A use-case in game development

I have previously shared the following idea. Imagine a swarm of zombies in a video game driven by a collection of individual AI controllers which, in a context with other rules such as those given by a simple collision system, produces a fluid-like behaviour. If the high-level behavioural properties of the swarm can be approximated by a single AI controller for the whole collection, one can dynamically substitute this swarm controller and simulate the zombie agents based on its instructions whenever the computational complexity of individual simulations exceeds that of the swarm controller.

Such “approximate AI” could have many other uses as well, for instance, if accurate simulation of video game agents is necessary for an immersive experience, it can be used only while players are directly observing the agents.
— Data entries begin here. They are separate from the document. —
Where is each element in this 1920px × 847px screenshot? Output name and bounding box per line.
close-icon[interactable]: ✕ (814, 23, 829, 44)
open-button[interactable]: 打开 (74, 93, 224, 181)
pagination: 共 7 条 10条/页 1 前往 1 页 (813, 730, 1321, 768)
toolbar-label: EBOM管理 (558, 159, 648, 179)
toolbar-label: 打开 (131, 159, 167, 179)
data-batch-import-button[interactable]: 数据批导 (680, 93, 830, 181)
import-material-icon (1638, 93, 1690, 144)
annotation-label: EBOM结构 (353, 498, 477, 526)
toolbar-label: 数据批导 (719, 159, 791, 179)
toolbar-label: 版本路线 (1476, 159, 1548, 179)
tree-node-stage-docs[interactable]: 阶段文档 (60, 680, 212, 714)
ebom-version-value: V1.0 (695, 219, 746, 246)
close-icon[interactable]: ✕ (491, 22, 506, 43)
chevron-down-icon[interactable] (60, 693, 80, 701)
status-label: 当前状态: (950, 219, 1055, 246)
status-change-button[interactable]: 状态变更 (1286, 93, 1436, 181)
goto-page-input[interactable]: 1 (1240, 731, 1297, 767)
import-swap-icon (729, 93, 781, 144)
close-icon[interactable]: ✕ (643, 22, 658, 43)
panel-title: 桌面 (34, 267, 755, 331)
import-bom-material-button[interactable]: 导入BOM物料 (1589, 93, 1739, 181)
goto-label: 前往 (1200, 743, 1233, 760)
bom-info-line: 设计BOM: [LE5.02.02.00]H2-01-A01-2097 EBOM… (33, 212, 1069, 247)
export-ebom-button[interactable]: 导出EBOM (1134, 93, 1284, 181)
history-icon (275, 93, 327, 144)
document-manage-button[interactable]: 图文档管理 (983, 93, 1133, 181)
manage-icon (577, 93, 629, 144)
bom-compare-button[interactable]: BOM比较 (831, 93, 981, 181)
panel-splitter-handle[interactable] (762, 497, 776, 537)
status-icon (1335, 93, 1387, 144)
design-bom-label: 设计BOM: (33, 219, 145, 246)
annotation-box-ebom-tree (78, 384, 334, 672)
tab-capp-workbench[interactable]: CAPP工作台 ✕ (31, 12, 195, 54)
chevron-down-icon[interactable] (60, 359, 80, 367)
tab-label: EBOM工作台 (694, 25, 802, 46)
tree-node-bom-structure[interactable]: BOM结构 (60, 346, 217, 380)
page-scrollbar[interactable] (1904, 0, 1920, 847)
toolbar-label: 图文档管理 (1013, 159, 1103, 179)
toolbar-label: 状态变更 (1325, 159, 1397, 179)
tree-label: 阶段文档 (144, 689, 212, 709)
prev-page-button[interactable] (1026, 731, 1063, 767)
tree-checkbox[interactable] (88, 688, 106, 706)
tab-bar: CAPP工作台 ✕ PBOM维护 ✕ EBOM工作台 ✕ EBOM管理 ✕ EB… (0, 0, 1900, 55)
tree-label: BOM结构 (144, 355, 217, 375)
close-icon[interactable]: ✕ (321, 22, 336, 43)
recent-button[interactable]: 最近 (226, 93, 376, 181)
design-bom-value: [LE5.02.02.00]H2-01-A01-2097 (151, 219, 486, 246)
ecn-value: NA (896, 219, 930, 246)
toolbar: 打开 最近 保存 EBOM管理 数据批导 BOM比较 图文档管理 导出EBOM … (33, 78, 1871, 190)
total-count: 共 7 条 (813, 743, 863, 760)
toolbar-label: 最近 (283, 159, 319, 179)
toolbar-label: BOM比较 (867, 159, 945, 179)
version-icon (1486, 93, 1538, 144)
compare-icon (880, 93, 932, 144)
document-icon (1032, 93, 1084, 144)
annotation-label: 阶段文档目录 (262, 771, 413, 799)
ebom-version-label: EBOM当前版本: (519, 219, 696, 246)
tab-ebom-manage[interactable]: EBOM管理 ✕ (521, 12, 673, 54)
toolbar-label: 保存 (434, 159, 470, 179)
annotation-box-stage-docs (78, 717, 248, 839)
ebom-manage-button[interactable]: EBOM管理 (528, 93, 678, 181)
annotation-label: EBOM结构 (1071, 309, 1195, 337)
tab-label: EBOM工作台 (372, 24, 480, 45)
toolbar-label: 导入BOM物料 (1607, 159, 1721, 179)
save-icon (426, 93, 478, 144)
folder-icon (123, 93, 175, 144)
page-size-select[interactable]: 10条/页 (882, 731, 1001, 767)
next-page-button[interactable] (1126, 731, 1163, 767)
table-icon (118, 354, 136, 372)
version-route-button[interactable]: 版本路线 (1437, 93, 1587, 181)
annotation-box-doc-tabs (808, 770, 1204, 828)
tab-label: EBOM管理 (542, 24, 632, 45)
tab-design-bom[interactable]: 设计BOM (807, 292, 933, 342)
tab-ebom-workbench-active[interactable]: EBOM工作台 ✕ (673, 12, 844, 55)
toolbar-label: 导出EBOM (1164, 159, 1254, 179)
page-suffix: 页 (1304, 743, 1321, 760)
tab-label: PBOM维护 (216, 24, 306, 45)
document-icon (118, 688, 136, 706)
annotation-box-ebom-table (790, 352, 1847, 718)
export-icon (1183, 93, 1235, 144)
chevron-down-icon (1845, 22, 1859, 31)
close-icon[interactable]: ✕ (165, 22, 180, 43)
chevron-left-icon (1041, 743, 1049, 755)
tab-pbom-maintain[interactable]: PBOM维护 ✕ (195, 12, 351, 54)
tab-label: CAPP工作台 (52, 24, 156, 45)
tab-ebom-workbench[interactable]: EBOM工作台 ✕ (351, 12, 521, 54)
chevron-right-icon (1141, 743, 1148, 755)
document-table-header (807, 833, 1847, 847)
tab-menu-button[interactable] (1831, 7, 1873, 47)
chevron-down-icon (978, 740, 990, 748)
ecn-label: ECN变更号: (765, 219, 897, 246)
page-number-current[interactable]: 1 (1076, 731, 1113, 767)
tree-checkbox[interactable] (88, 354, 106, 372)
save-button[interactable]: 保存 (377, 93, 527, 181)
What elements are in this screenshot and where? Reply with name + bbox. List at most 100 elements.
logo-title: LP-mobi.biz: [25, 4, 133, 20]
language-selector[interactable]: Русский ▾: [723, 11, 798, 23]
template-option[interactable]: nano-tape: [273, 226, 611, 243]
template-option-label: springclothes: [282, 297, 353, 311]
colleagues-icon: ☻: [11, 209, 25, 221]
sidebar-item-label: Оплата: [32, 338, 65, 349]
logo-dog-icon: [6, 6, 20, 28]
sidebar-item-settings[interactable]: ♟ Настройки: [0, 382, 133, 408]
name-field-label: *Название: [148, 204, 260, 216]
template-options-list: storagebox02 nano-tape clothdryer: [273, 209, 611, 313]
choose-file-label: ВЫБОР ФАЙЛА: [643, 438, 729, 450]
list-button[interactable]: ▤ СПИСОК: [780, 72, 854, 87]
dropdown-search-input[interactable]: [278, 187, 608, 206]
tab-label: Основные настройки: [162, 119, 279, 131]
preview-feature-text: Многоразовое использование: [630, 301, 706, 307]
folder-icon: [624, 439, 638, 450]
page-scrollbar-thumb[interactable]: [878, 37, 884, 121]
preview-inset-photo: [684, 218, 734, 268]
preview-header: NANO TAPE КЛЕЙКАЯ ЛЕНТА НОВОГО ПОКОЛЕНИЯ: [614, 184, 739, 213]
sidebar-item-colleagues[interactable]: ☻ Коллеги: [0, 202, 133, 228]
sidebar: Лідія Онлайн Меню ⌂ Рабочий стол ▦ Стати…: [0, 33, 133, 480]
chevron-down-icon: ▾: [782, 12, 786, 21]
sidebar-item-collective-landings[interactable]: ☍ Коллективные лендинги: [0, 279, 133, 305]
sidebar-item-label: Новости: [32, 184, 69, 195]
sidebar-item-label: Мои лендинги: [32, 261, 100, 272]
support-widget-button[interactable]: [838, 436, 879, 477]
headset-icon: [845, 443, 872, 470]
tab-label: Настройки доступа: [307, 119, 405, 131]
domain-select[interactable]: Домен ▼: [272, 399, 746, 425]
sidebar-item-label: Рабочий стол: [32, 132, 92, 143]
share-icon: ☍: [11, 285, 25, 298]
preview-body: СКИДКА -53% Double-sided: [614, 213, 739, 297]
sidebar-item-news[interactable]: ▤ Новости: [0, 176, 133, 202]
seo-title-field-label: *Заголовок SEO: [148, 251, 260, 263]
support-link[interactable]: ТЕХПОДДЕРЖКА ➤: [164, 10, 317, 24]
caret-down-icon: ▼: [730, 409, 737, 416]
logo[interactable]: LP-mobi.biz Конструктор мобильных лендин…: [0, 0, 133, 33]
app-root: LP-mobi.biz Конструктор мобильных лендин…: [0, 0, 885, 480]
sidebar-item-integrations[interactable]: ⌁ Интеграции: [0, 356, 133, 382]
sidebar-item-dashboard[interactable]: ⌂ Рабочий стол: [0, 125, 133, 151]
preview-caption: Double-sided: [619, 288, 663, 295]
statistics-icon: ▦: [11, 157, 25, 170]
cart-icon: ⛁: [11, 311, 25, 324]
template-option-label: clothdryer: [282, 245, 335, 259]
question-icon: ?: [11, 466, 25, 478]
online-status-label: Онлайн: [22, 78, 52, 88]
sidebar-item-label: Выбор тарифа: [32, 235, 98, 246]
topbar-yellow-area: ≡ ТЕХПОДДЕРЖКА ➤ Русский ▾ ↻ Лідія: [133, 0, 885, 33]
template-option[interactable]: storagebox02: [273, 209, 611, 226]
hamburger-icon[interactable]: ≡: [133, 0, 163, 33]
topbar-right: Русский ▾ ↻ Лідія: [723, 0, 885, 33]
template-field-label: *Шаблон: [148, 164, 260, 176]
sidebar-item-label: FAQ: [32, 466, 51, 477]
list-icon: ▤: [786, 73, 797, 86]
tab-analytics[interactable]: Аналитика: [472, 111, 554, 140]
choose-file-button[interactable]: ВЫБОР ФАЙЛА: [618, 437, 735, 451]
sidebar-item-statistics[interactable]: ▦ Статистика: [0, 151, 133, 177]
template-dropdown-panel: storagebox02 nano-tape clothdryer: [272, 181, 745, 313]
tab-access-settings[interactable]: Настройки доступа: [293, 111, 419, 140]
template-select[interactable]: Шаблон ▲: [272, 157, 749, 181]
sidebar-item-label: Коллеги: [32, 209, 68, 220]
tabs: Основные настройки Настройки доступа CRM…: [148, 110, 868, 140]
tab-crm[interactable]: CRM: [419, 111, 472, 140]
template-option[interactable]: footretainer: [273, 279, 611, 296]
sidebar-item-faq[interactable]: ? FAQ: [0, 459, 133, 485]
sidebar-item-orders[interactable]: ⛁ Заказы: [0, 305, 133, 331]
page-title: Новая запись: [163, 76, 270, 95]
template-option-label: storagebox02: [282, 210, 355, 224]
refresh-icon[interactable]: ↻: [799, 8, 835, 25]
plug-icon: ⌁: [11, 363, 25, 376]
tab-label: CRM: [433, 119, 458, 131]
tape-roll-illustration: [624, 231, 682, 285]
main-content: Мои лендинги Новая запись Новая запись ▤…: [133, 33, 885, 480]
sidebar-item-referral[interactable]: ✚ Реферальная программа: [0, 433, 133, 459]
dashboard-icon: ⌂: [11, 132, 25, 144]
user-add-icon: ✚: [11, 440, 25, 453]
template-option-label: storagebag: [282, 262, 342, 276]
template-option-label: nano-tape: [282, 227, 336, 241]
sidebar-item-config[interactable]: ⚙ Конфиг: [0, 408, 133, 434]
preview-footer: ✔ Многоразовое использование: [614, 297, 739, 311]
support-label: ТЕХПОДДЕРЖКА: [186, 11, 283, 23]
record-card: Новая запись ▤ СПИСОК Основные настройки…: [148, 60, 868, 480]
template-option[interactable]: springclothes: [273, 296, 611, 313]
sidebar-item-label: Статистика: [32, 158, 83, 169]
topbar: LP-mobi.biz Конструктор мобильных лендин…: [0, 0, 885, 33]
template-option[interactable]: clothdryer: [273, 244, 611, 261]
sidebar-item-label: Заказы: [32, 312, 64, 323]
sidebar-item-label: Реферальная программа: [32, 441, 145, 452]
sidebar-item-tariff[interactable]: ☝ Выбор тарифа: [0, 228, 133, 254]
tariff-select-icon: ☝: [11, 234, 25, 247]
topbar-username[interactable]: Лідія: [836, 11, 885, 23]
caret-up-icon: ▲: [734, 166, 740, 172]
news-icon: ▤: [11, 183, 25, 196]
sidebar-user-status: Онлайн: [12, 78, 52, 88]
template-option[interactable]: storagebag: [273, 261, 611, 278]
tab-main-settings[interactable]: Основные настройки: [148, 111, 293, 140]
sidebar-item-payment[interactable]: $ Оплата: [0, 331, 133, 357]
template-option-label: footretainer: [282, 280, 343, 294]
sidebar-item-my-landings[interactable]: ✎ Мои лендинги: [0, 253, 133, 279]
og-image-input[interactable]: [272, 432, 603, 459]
Simplified models can substitute this kind of simulation in other cases, such as when all players leave the relevant area, as long as their decisions are consistent with the precise AI controllers in the long-term. These considerations do not seem compelling for most games, although if suitable approximate AI controllers were developed, this approach could enable the simulation of much larger game worlds.

The hierarchical automaton would essentially construct the AI controller approximations automatically, simply by deriving higher-level rules from the base level ones.

  1. A predictable bias of a model or a theory can be corrected. Even though such straightforward corrections don’t make the new model perfect, they do measurably improve accuracy, leaving unpredictable or unpredicted biases untouched. 

  2. That is, existence in the mathematical sense, i.e. the opposite of impossibility. I am not aware of any precise definitions of the kind of mathematical object that I am describing.